É claro que, se os conceitos são diferentes, então as proposições também são diferentes, mesmo quando expressas nas mesmas palavras. Para o Pedro, as frases “nenhum solteiro é casado” e “nenhum corvo é branco” afirmam proposições diferentes daquelas que afirmam quando a Ana as interpreta. Mas para aprendermos alguma coisa daqui temos de ser capazes de fazer esta distinção. Temos de compreender que “nenhum solteiro é casado” é verdadeira para aquele conceito de solteiro mas é falsa para o outro e, como os conceitos são formados pela experiência, essa compreensão também é empírica. O a priori surge apenas como consequência trivial, e irrelevante, de num caso incluirmos no conceito a informação necessária para determinar a verdade da proposição. 

É isto que acontece com proposições como “o Super-Homem usa cuecas vermelhas por cima das calças” ou “o hélio foi descoberto no Sol antes de ser encontrado na Terra”. Se considerarmos que o conceito de Super-Homem inclui o seu visual característico e que o conceito de hélio inclui saber que o elemento tem este nome por ter sido primeiro encontrado no Sol então estas afirmações são verdadeiras a priori. Caso contrário são verdadeiras a posteriori. Mas a diferença está unicamente na decisão arbitrária de incluir, ou não, as cuecas do Super-Homem e a descoberta do hélio nos respectivos conceitos. Em qualquer dos casos, os dados empíricos necessários para avaliar a verdade destas proposições são os mesmos, pelo que se trata de uma distinção sem diferença alguma. 

O problema epistemológico de distinguir entre verdade a priori e a posteriori é como o de decidir se eu sou pesado demais para a minha altura ou baixo demais para o meu peso. Sim. Sou. E depois da festança ainda vou ficar pior. Boas festas para todos. 

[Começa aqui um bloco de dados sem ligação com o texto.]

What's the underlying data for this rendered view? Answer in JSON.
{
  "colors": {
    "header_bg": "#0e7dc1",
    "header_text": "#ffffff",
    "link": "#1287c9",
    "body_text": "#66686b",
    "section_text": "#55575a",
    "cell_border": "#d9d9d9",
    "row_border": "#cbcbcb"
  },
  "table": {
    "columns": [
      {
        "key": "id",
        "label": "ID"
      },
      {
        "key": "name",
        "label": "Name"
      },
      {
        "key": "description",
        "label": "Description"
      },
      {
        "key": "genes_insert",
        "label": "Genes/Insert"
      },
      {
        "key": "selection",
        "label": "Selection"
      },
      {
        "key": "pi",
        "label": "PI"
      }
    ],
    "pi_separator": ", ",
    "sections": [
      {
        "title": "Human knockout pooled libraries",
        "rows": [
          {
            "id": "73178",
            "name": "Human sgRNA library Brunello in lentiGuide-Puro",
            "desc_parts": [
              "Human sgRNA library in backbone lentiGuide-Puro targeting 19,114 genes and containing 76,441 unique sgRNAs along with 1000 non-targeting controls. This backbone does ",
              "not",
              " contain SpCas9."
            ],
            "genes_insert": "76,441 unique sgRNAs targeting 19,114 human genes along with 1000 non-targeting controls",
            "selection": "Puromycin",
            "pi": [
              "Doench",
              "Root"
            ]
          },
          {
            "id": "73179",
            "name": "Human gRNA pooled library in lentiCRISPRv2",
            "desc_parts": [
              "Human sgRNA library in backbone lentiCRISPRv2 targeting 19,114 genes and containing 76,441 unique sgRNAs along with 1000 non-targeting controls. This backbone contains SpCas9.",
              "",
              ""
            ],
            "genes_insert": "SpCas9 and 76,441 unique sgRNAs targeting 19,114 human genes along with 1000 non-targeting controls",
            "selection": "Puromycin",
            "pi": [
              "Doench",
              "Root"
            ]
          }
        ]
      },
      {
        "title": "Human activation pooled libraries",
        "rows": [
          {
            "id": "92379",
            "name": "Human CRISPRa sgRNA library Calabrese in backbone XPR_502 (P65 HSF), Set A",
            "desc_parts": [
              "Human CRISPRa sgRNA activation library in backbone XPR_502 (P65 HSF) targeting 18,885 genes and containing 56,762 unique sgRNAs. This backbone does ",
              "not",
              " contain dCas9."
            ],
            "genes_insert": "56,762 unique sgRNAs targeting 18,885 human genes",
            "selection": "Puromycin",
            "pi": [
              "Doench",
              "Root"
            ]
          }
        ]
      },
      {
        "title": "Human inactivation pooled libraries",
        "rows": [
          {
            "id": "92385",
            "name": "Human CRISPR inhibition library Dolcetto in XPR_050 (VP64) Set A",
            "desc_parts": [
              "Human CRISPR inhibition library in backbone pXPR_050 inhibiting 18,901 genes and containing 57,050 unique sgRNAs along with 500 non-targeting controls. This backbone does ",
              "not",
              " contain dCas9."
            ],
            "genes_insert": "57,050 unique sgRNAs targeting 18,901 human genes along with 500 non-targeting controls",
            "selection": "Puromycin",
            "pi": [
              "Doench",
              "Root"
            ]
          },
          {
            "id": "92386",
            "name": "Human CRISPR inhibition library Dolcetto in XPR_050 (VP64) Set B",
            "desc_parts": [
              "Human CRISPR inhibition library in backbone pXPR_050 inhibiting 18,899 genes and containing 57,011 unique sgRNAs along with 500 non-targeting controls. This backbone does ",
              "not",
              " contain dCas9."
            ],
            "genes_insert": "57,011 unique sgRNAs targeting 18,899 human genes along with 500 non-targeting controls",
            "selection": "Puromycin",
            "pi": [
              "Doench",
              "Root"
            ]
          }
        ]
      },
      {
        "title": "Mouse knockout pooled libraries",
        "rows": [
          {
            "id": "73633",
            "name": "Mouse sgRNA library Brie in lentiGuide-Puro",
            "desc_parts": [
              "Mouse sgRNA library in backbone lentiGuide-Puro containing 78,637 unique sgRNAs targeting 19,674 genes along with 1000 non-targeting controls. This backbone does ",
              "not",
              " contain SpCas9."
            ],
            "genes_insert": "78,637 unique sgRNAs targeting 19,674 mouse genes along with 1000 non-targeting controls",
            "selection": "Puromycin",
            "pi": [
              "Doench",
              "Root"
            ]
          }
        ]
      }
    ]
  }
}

Adenda: no Facebook, o Pedro Galvão deu-me um exemplo muito melhor do que estes que usei aqui. Se bem que a intenção dele não tenha sido esta, não resisto aproveitá-lo. O exemplo é “tudo o que é verde tem cor”. Para sabermos que esta afirmação é verdade precisamos de saber, empiricamente, três coisas: que certos estímulos nos fazem sentir ver cor; que coisas verdes reflectem luz numa certa gama de frequências; e que essa gama de frequências de luz é uma que nos faz sentir ver cor. Vamos assumir que o conceito “ter cor” é o de ser capaz de produzir em nós essa sensação. Se o conceito de “ser verde” incluir tanto a propriedade de reflectir luz de certas frequências e a propriedade dessa luz causar a sensação de cor, então a frase “tudo o que é verde tem cor” é verdade a priori porque toda a informação empírica necessária para a avaliar já está nos conceitos. No entanto, se “ser verde” apenas indicar a frequência da luz reflectida sem implicar nada acerca da nossa percepção da cor, então a verdade da afirmação terá de ser determinada a posteriori porque é preciso saber adicionalmente que essa frequência de luz nos causa uma sensação de ver cor. O ponto importante aqui é que aquilo que precisamos de saber empiricamente é sempre o mesmo. Esta distinção apenas separa a decisão arbitrária de definir o conceito de “verde” só em função da frequência da luz e a decisão igualmente arbitrária de incluir nesse conceito a nossa percepção subjectiva da cor.